Pas de leçons de morale à nous donner. Nous sommes assez responsables pour exercer ce qui nous revient de droit. J. J. Rousseau ne disait-il pas que:  » lorsque l’État abuse du pouvoir qui lui est conféré par le peuple ou le détourne à son profit, alors le contrat est rompu et la résistance devient en ce moment un droit ».

Je ne trouve pas le qualificatif équivalent de ce banditisme qu’ont fait montre le préfet et ses hommes de désordres. Le comble c’est lorsque le commissaire utilise les ASP comme agneaux du sacrifice pour qu’ils leur servent de boucliers.
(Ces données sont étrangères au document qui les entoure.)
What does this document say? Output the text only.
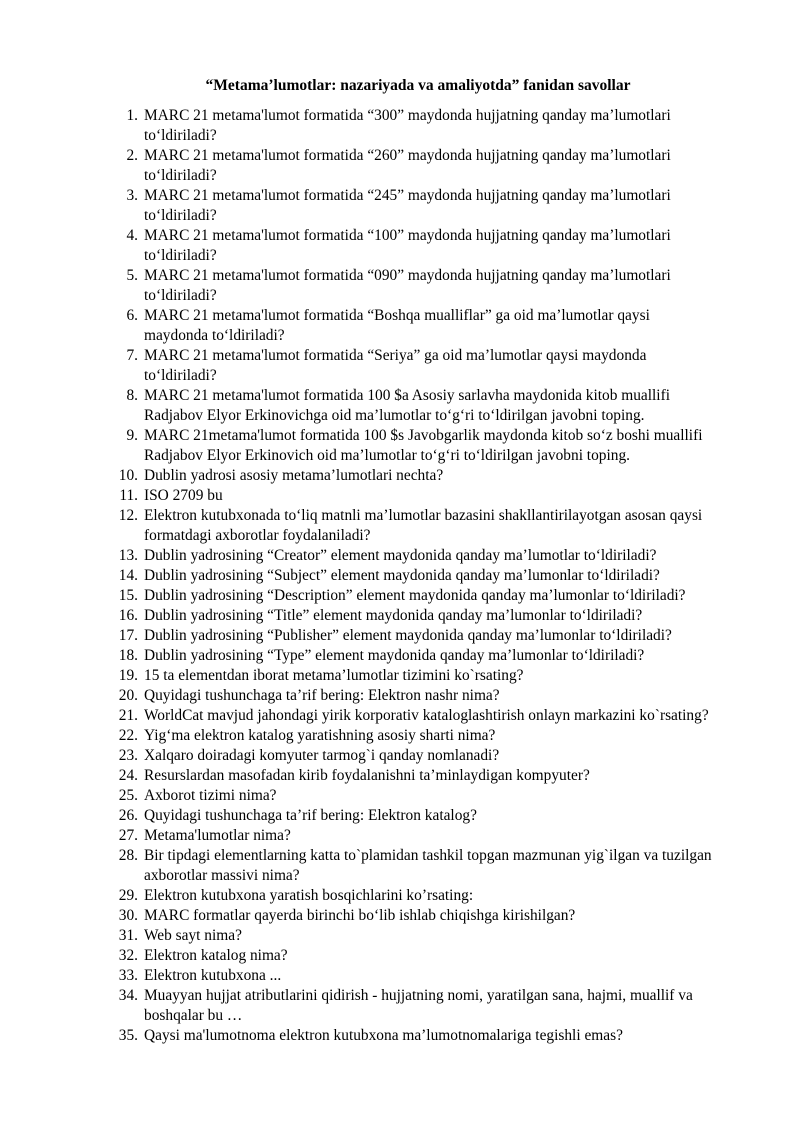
“Metama’lumotlar: nazariyada va amaliyotda” fanidan savollar
1. MARC 21 metama'lumot formatida “300” maydonda hujjatning qanday ma’lumotlari
to‘ldiriladi?
2. MARC 21 metama'lumot formatida “260” maydonda hujjatning qanday ma’lumotlari
to‘ldiriladi?
3. MARC 21 metama'lumot formatida “245” maydonda hujjatning qanday ma’lumotlari
to‘ldiriladi?
4. MARC 21 metama'lumot formatida “100” maydonda hujjatning qanday ma’lumotlari
to‘ldiriladi?
5. MARC 21 metama'lumot formatida “090” maydonda hujjatning qanday ma’lumotlari
to‘ldiriladi?
6. MARC 21 metama'lumot formatida “Boshqa mualliflar” ga oid ma’lumotlar qaysi
maydonda to‘ldiriladi?
7. MARC 21 metama'lumot formatida “Seriya” ga oid ma’lumotlar qaysi maydonda
to‘ldiriladi?
8. MARC 21 metama'lumot formatida 100 $a Asosiy sarlavha maydonida kitob muallifi
Radjabov Elyor Erkinovichga oid ma’lumotlar to‘g‘ri to‘ldirilgan javobni toping.
9. MARC 21metama'lumot formatida 100 $s Javobgarlik maydonda kitob so‘z boshi muallifi
Radjabov Elyor Erkinovich oid ma’lumotlar to‘g‘ri to‘ldirilgan javobni toping.
10. Dublin yadrosi asosiy metama’lumotlari nechta?
11. ISO 2709 bu
12. Elektron kutubxonada to‘liq matnli ma’lumotlar bazasini shakllantirilayotgan asosan qaysi
formatdagi axborotlar foydalaniladi?
13. Dublin yadrosining “Creator” element maydonida qanday ma’lumotlar to‘ldiriladi?
14. Dublin yadrosining “Subject” element maydonida qanday ma’lumonlar to‘ldiriladi?
15. Dublin yadrosining “Description” element maydonida qanday ma’lumonlar to‘ldiriladi?
16. Dublin yadrosining “Title” element maydonida qanday ma’lumonlar to‘ldiriladi?
17. Dublin yadrosining “Publisher” element maydonida qanday ma’lumonlar to‘ldiriladi?
18. Dublin yadrosining “Type” element maydonida qanday ma’lumonlar to‘ldiriladi?
19. 15 ta elementdan iborat metama’lumotlar tizimini ko`rsating?
20. Quyidagi tushunchaga ta’rif bering: Elektron nashr nima?
21. WorldCat mavjud jahondagi yirik korporativ kataloglashtirish onlayn markazini ko`rsating?
22. Yig‘ma elektron katalog yaratishning asosiy sharti nima?
23. Xalqaro doiradagi komyuter tarmog`i qanday nomlanadi?
24. Resurslardan masofadan kirib foydalanishni ta’minlaydigan kompyuter?
25. Axborot tizimi nima?
26. Quyidagi tushunchaga ta’rif bering: Elektron katalog?
27. Metama'lumotlar nima?
28. Bir tipdagi elementlarning katta to`plamidan tashkil topgan mazmunan yig`ilgan va tuzilgan
axborotlar massivi nima?
29. Elektron kutubxona yaratish bosqichlarini ko’rsating:
30. MARC formatlar qayerda birinchi bo‘lib ishlab chiqishga kirishilgan?
31. Web sayt nima?
32. Elektron katalog nima?
33. Elektron kutubxona ...
34. Muayyan hujjat atributlarini qidirish - hujjatning nomi, yaratilgan sana, hajmi, muallif va
boshqalar bu …
35. Qaysi ma'lumotnoma elektron kutubxona ma’lumotnomalariga tegishli emas?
En les plongeant devant sans aucune expérience en maniement de ces engins; j’étais atterré et dégoûté.

N’eut été la maturité des soldats du savoir et ç’auraient été des élèves, aujourd’hui le Sénégal aurait été en deuil. Et par là, l’État du Sénégal a fini par montrer son incompétence et son immaturité à gérer les questions nationales telle que la crise de l’éducation. L’interdiction de cette marche de Ziguinchor montre à bien des égards que la Casamance est toujours considérée par l’autorité étatique comme une entité entièrement à part du Sénégal et non à part entière .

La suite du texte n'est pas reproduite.